Kees désirait un cerf-volant acheté au bazar.

— Car ceux que je fais moi-même, disait-il, ne veulent jamais monter : les queues sont trop lourdes. J’aime qu’il souffle dedans et que cela fasse : Houhouououououou… ! Alors c’est comme un moulin à vent qui tourne ; puis, quand il monte bien, il vous tire, et on a la sensation qu’il va vous enlever. J’ai souvent souhaité être queue de cerf-volant, pour me sentir balancé là-haut dans les airs.

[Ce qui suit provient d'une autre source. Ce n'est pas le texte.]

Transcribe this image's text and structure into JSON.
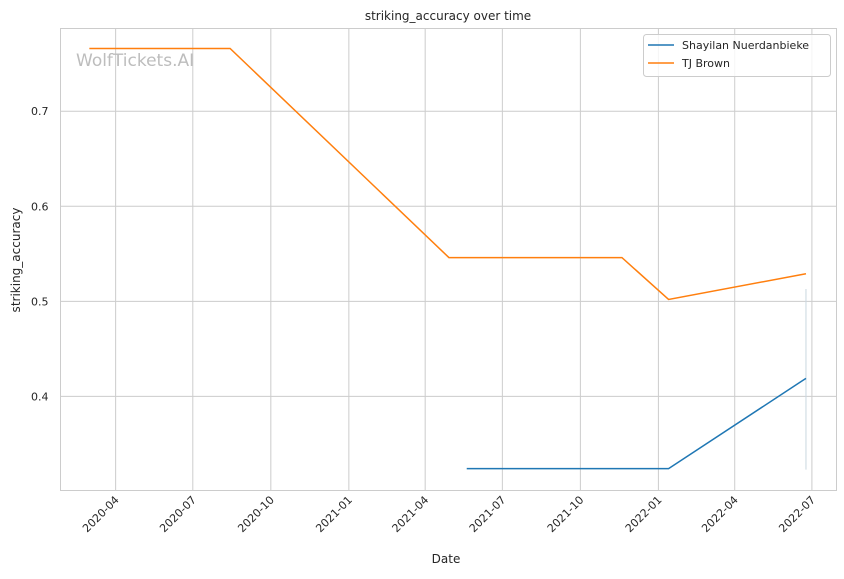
{
  "chart_data": {
    "type": "line",
    "title": "striking_accuracy over time",
    "xlabel": "Date",
    "ylabel": "striking_accuracy",
    "watermark": "WolfTickets.AI",
    "grid": true,
    "legend_placement": "top-right",
    "xlim": [
      "2020-01-27",
      "2022-07-30"
    ],
    "ylim": [
      0.301,
      0.787
    ],
    "x_ticks": [
      "2020-04",
      "2020-07",
      "2020-10",
      "2021-01",
      "2021-04",
      "2021-07",
      "2021-10",
      "2022-01",
      "2022-04",
      "2022-07"
    ],
    "y_ticks": [
      0.4,
      0.5,
      0.6,
      0.7
    ],
    "series": [
      {
        "name": "Shayilan Nuerdanbieke",
        "color": "#1f77b4",
        "x": [
          "2021-05-20",
          "2022-01-13",
          "2022-06-24"
        ],
        "y": [
          0.324,
          0.324,
          0.419
        ]
      },
      {
        "name": "TJ Brown",
        "color": "#ff7f0e",
        "x": [
          "2020-03-01",
          "2020-08-14",
          "2021-04-29",
          "2021-11-19",
          "2022-01-13",
          "2022-06-24"
        ],
        "y": [
          0.766,
          0.766,
          0.546,
          0.546,
          0.502,
          0.529
        ]
      }
    ],
    "faint_vertical_line": {
      "x": "2022-06-24",
      "y": [
        0.323,
        0.513
      ],
      "color": "#c9d6e0"
    }
  }
}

Le dimanche, très tôt, Kees allait au coin de notre canal, à l’échoppe du commissionnaire Barend. Quand il faisait beau et qu’il y avait de la brise, Barend, dès le grand matin, dévidait lentement la corde de son cerf-volant, du bâton auquel elle était enroulée. En manches de chemise propres, le pantalon tiré très haut sur bretelles, la casquette noire garnie de deux petites floches sur le devant, les oreilles percées de menus anneaux d’or, le brûle-gueule en terre de Gouda à la bouche, il avait son air du dimanche : de vieille haridelle étrillée.

Kees tenait le cerf-volant des deux mains, aussi haut qu’il pouvait.